In the ninth, Betances issued another leadoff walk, to Upton. With Clippard assuming the pitching reins, looking for redemption and the save, Pillar battled through a gritty at-bat, lining one the other way, Upton galloping to third.
It was smart, heads-up baseball for the Jays, set in motion by Upton working an 0-2 count into a walk.
“To fall behind on Betances, that’s not easy,” noted Gibbons. “Melvin, he’s a free swinger. But a great atbat. Then Kevin got two strikes, coming back and getting a big hit.”
Encarnacion was 1-for-4 when he came to the plate in the ninth, two runners on and many anticipating a typical Encarnacion swat. Instead, with the infield playing back, he stroked the first offering from Clippard, an 82 m.p.h. splitter to the right side of second baseman Ronald Torreyes.
“In that situation, you don’t try to do too much,” Encarnacion said. “When you try to do too much, that don’t happen. I just tried to stick to the middle and put that ball in play.”
Toronto benefitted from a splendid seven-inning performance from Marco Estrada, who’s only mistake was a changeup that stayed up and juicy for Didi Gregorius, a solo shot over the right field wall in the seventh.
But Estrada escaped further damage, with two on, by striking out Torreyes to end the inning and Joaquin Benoit handling the eighth.

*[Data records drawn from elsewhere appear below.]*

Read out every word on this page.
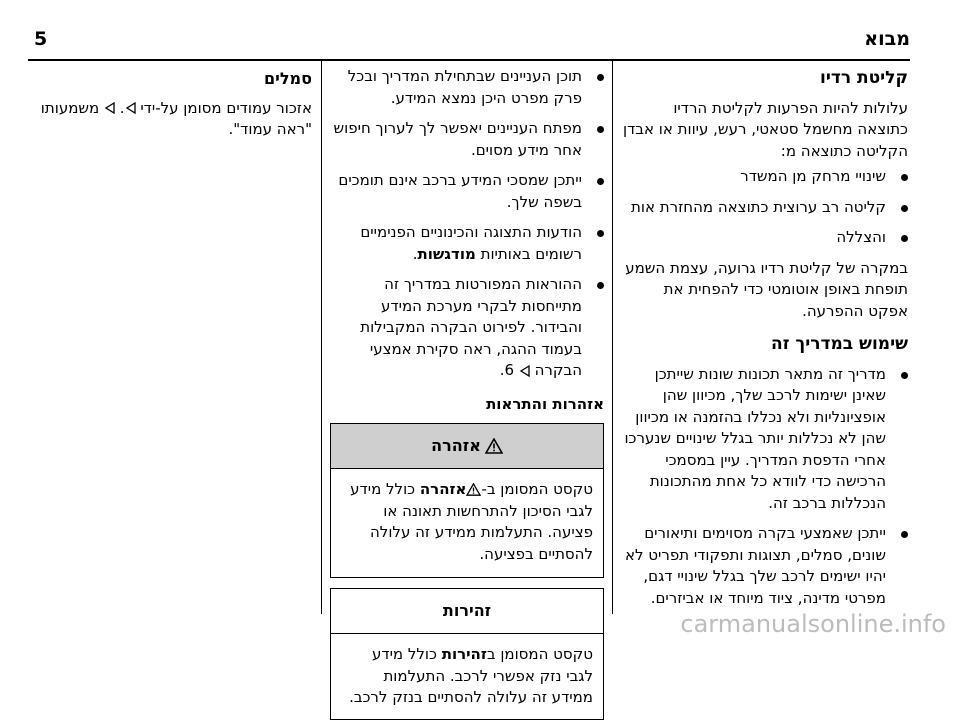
5	מבוא
קליטת רדיו

עלולות להיות הפרעות לקליטת הרדיו כתוצאה מחשמל סטאטי, רעש, עיוות או אבדן הקליטה כתוצאה מ:

שינויי מרחק מן המשדר
קליטה רב ערוצית כתוצאה מהחזרת אות
והצללה

במקרה של קליטת רדיו גרועה, עצמת השמע תופחת באופן אוטומטי כדי להפחית את אפקט ההפרעה.

שימוש במדריך זה
מדריך זה מתאר תכונות שונות שייתכן שאינן ישימות לרכב שלך, מכיוון שהן אופציונליות ולא נכללו בהזמנה או מכיוון שהן לא נכללות יותר בגלל שינויים שנערכו אחרי הדפסת המדריך. עיין במסמכי הרכישה כדי לוודא כל אחת מהתכונות הנכללות ברכב זה.
ייתכן שאמצעי בקרה מסוימים ותיאורים שונים, סמלים, תצוגות ותפקודי תפריט לא יהיו ישימים לרכב שלך בגלל שינויי דגם, מפרטי מדינה, ציוד מיוחד או אביזרים.
תוכן העניינים שבתחילת המדריך ובכל פרק מפרט היכן נמצא המידע.
מפתח העניינים יאפשר לך לערוך חיפוש אחר מידע מסוים.
ייתכן שמסכי המידע ברכב אינם תומכים בשפה שלך.
הודעות התצוגה והכינוניים הפנימיים רשומים באותיות מודגשות.
ההוראות המפורטות במדריך זה מתייחסות לבקרי מערכת המידע והבידור. לפירוט הבקרה המקבילות בעמוד ההגה, ראה סקירת אמצעי הבקרה  6.
אזהרות והתראות
אזהרה
טקסט המסומן ב-אזהרה כולל מידע לגבי הסיכון להתרחשות תאונה או פציעה. התעלמות ממידע זה עלולה להסתיים בפציעה.
זהירות
טקסט המסומן בזהירות כולל מידע לגבי נזק אפשרי לרכב. התעלמות ממידע זה עלולה להסתיים בנזק לרכב.
סמלים

אזכור עמודים מסומן על-ידי .  משמעותו "ראה עמוד".

carmanualsonline.info
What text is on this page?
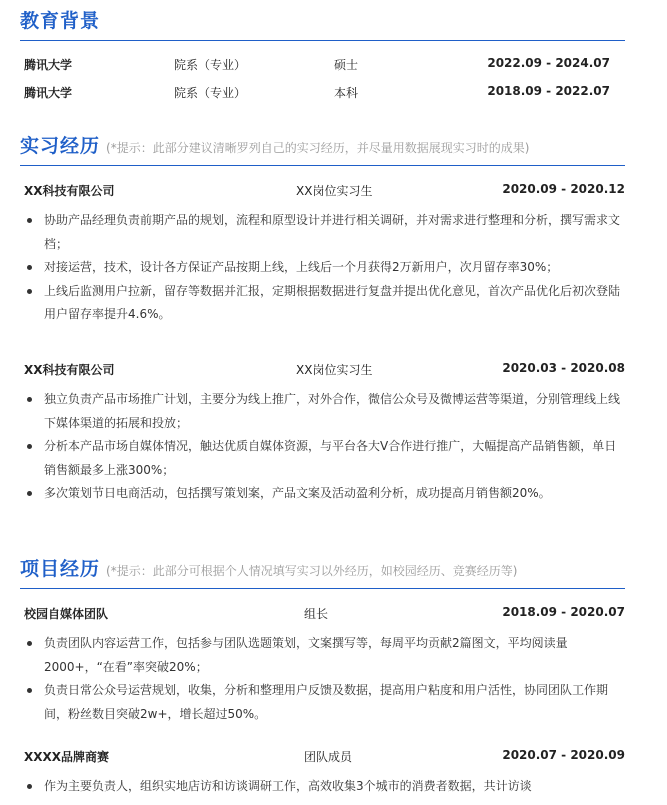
教育背景
腾讯大学	院系（专业）	硕士	2022.09 - 2024.07
腾讯大学	院系（专业）	本科	2018.09 - 2022.07
实习经历 (*提示：此部分建议清晰罗列自己的实习经历，并尽量用数据展现实习时的成果)
XX科技有限公司	XX岗位实习生	2020.09 - 2020.12
协助产品经理负责前期产品的规划，流程和原型设计并进行相关调研，并对需求进行整理和分析，撰写需求文档；
对接运营，技术，设计各方保证产品按期上线，上线后一个月获得2万新用户，次月留存率30%；
上线后监测用户拉新，留存等数据并汇报，定期根据数据进行复盘并提出优化意见，首次产品优化后初次登陆用户留存率提升4.6%。
XX科技有限公司	XX岗位实习生	2020.03 - 2020.08
独立负责产品市场推广计划，主要分为线上推广，对外合作，微信公众号及微博运营等渠道，分别管理线上线下媒体渠道的拓展和投放；
分析本产品市场自媒体情况，触达优质自媒体资源，与平台各大V合作进行推广，大幅提高产品销售额，单日销售额最多上涨300%；
多次策划节日电商活动，包括撰写策划案，产品文案及活动盈利分析，成功提高月销售额20%。
项目经历 (*提示：此部分可根据个人情况填写实习以外经历，如校园经历、竞赛经历等)
校园自媒体团队	组长	2018.09 - 2020.07
负责团队内容运营工作，包括参与团队选题策划，文案撰写等，每周平均贡献2篇图文，平均阅读量2000+，“在看”率突破20%；
负责日常公众号运营规划，收集，分析和整理用户反馈及数据，提高用户粘度和用户活性，协同团队工作期间，粉丝数目突破2w+，增长超过50%。
XXXX品牌商赛	团队成员	2020.07 - 2020.09
作为主要负责人，组织实地店访和访谈调研工作，高效收集3个城市的消费者数据，共计访谈
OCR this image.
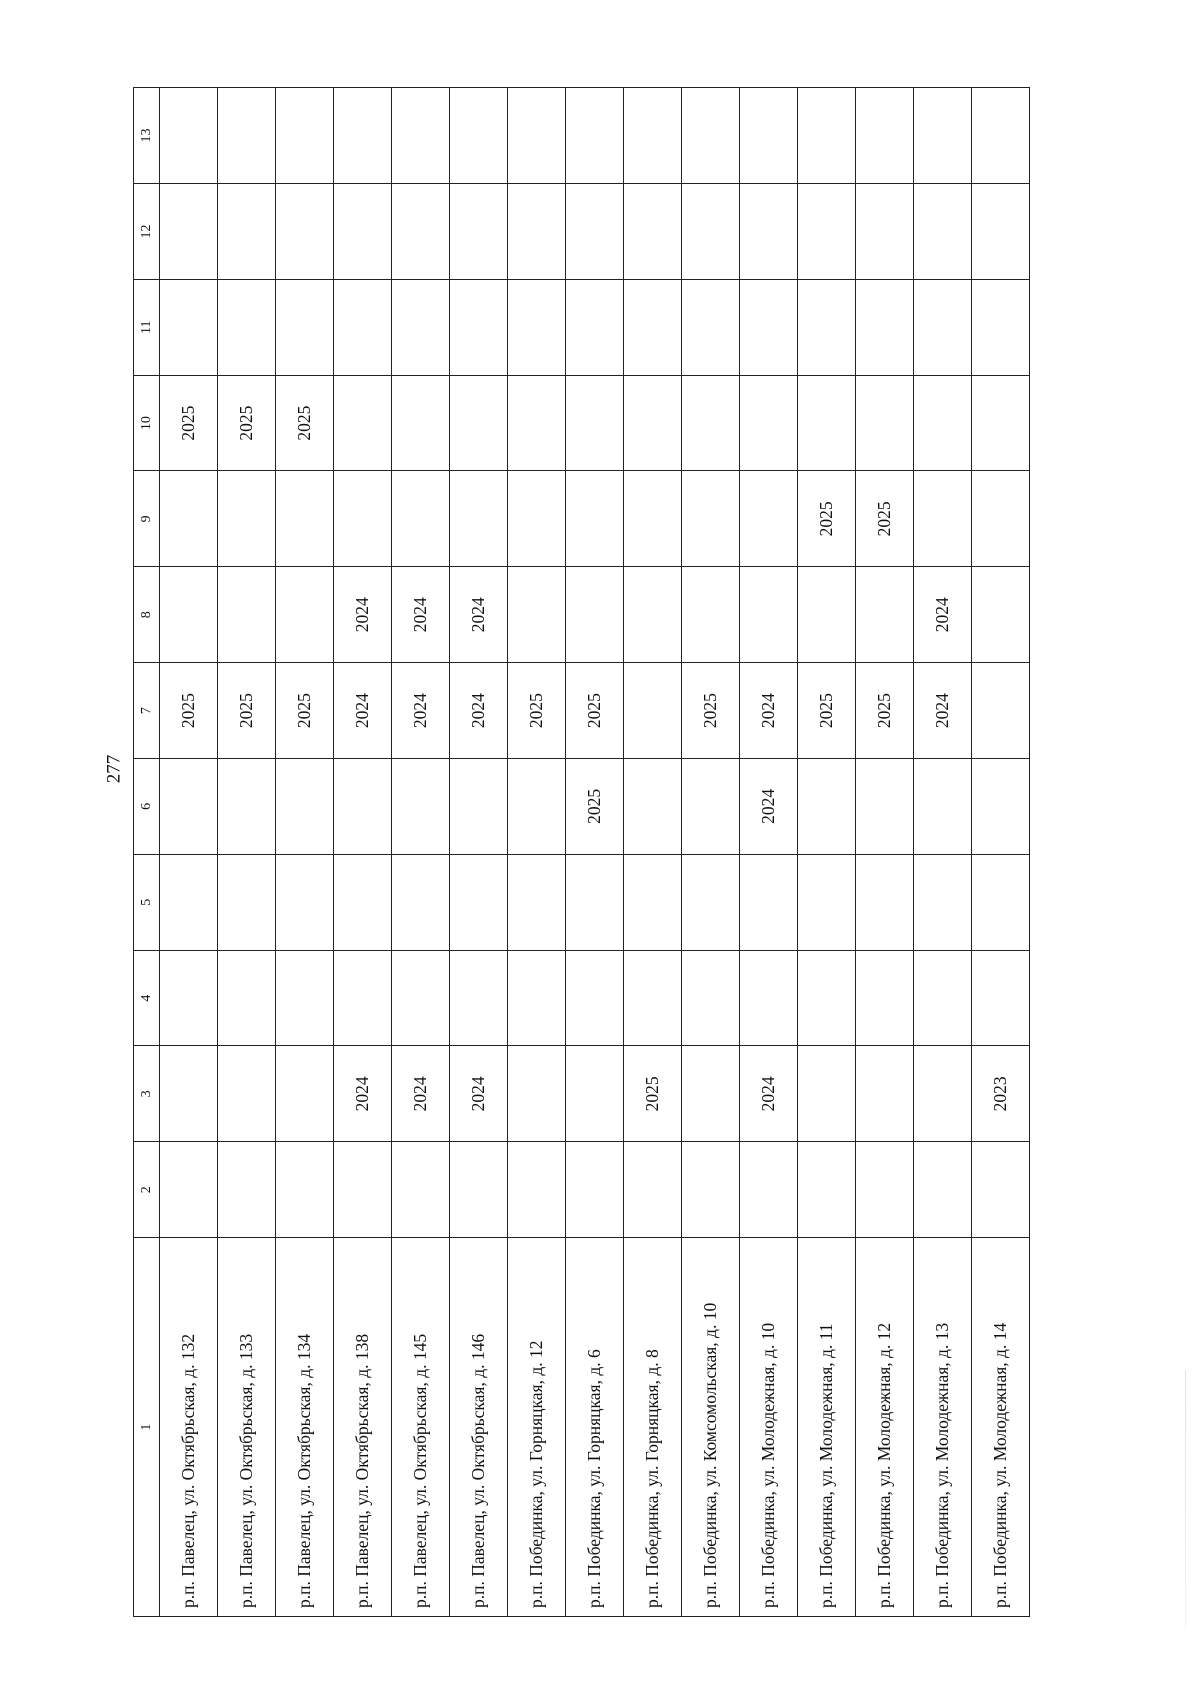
277
1	2	3	4	5	6	7	8	9	10	11	12	13
р.п. Павелец, ул. Октябрьская, д. 132						2025			2025			
р.п. Павелец, ул. Октябрьская, д. 133						2025			2025			
р.п. Павелец, ул. Октябрьская, д. 134						2025			2025			
р.п. Павелец, ул. Октябрьская, д. 138		2024				2024	2024					
р.п. Павелец, ул. Октябрьская, д. 145		2024				2024	2024					
р.п. Павелец, ул. Октябрьская, д. 146		2024				2024	2024					
р.п. Побединка, ул. Горняцкая, д. 12						2025						
р.п. Побединка, ул. Горняцкая, д. 6					2025	2025						
р.п. Побединка, ул. Горняцкая, д. 8		2025										
р.п. Побединка, ул. Комсомольская, д. 10						2025						
р.п. Побединка, ул. Молодежная, д. 10		2024			2024	2024						
р.п. Побединка, ул. Молодежная, д. 11						2025		2025				
р.п. Побединка, ул. Молодежная, д. 12						2025		2025				
р.п. Побединка, ул. Молодежная, д. 13						2024	2024					
р.п. Побединка, ул. Молодежная, д. 14		2023										
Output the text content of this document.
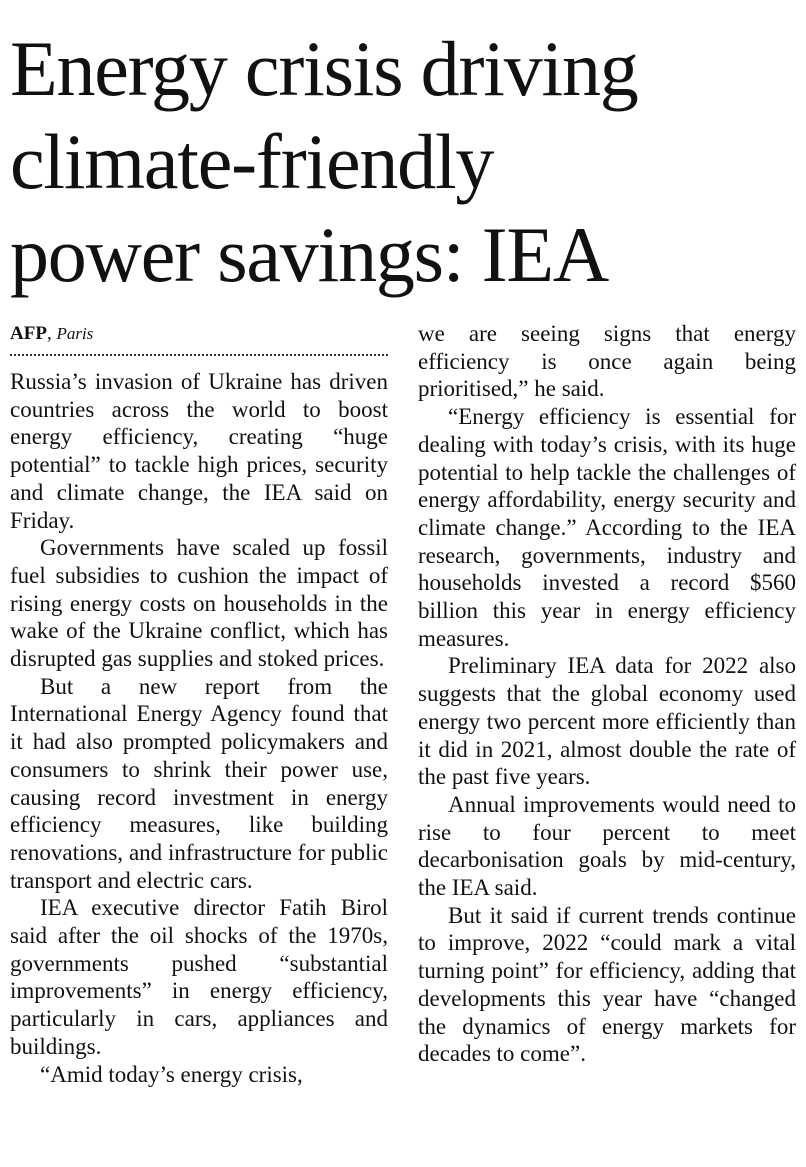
Energy crisis driving
climate-friendly
power savings: IEA
AFP, Paris

Russia’s invasion of Ukraine has driven countries across the world to boost energy efficiency, creating “huge potential” to tackle high prices, security and climate change, the IEA said on Friday.

Governments have scaled up fossil fuel subsidies to cushion the impact of rising energy costs on households in the wake of the Ukraine conflict, which has disrupted gas supplies and stoked prices.

But a new report from the International Energy Agency found that it had also prompted policymakers and consumers to shrink their power use, causing record investment in energy efficiency measures, like building renovations, and infrastructure for public transport and electric cars.

IEA executive director Fatih Birol said after the oil shocks of the 1970s, governments pushed “substantial improvements” in energy efficiency, particularly in cars, appliances and buildings.

“Amid today’s energy crisis,

we are seeing signs that energy efficiency is once again being prioritised,” he said.

“Energy efficiency is essential for dealing with today’s crisis, with its huge potential to help tackle the challenges of energy affordability, energy security and climate change.” According to the IEA research, governments, industry and households invested a record $560 billion this year in energy efficiency measures.

Preliminary IEA data for 2022 also suggests that the global economy used energy two percent more efficiently than it did in 2021, almost double the rate of the past five years.

Annual improvements would need to rise to four percent to meet decarbonisation goals by mid-century, the IEA said.

But it said if current trends continue to improve, 2022 “could mark a vital turning point” for efficiency, adding that developments this year have “changed the dynamics of energy markets for decades to come”.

“Great game today,” Estrada said. “Well-played baseball. We bunted a few times, which was huge . . . We don’t always need a homer to win these games, so it was kind of fun to watch.’’
The Jays quite liked what they saw and — in maintaining their 11⁄ 2- game lead over Baltimore for the first wild-card spot while extending their distance from Detroit to three games — altogether have loved putting a hurt on New York in this series, which concludes Monday. It was a Gotham sweep at Yankee Stadium early this month that flung the Jays into their September funk. Funk you too.